AMP Capital, which paid $880m for a 50 per cent stake in Australia’s biggest wind farm, said it would not necessarily use the deal as a springboard for more wind or solar exposure given investment uncertainty and volatility in renewable energy markets.
The AMP investment manager that controls $187bn of assets had been shaping up for several months as the frontrunner to buy the half share in south-west Victoria’s Macarthur wind farm after Malaysia’s Malakoff Corp kicked off an auction process for its holding in June.
The acquisition marks a major entry for AMP Capital into Australia’s clean energy sector at a hefty price tag, but the company said the mature and long-dated supply contract for the asset meant it would unlikely lead to any rush to consider new deals coming to market.
“Macarthur is quite different to a number of the newer vintage investments,” said AMP Capital’s head of infrastructure funds Michael Cummings.

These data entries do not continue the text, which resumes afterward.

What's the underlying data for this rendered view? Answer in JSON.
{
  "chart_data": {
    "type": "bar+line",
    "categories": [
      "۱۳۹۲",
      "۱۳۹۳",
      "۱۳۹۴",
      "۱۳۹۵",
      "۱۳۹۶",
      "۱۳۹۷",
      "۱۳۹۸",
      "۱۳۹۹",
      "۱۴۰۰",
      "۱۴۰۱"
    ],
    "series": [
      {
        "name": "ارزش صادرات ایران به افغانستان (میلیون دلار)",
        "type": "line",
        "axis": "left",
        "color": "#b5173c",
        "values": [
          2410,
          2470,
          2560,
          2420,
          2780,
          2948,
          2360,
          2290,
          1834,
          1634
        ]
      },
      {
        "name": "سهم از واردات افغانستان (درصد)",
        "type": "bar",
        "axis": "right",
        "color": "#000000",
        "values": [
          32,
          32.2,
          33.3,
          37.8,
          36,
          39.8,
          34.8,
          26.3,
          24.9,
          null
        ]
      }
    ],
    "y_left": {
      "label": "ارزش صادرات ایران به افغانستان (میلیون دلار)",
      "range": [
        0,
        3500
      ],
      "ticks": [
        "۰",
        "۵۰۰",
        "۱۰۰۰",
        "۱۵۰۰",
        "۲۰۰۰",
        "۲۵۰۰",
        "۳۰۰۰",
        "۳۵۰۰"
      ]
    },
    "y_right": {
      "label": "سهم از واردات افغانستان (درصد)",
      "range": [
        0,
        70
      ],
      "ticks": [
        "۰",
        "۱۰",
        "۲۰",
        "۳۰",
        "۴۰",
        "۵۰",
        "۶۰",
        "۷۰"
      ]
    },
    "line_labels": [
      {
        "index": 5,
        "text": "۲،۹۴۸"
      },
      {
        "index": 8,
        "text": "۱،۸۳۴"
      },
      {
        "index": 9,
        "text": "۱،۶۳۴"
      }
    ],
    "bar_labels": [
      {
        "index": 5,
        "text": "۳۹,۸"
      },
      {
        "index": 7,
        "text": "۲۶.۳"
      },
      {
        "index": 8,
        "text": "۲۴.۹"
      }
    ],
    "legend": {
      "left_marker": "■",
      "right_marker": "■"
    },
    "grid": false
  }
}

“This was one of the first ones that was effectively a 25-year visibility contract with the offtaker AGL taking the merchant and operating risk. So it’s much more of a passive play in that sense.”
DATAROOM: AMP Capital’s wind deal
AMP Capital said it would be cautious on newer projects amid a broader slowing in renewables spend this year as sections of the nation’s stretched power grid struggle to handle major new renewable generation sources in areas without sufficient transmission capacity.
Bottlenecks in the electricity system have led to some developers receiving up to a quarter less revenue than expected under the marginal loss factor mechanism which calculates the difference between the amount of power generated and lost during the transmission process.
“Probably some investors have gone in the last few years and taken the view that marginal loss factors was a risk,” Mr Cummings said.
“We thought it was a big, uncontrollable risk and you saw deals that were becoming the norm that the MLF was on the buyer not the seller.”
The 420MW Macarthur wind farm comprises 140 wind turbines in Macarthur in Victoria’s Western District, and is described as the largest wind farm in the southern hemisphere. It generates enough power for 220,000 homes, with AMP dividing its stake between its Community Infrastructure Fund and Core Infrastructure Fund. Morrison & Co owns the remaining stake.
Energy generated from the wind farm, which started operating in 2013, is fully contracted to AGL under a fixed price contract until 2038.
Global financiers and green energy developers have warned Australia’s pipeline of renewable generation projects faces gridlock as concerns over transmission losses threaten to derail billions of dollars of investment.
Meridian sold its stake in the wind farm to Malakoff for $650m in 2013 while AGL offloaded its 50 per cent interest to Morrison in 2015 for $532m.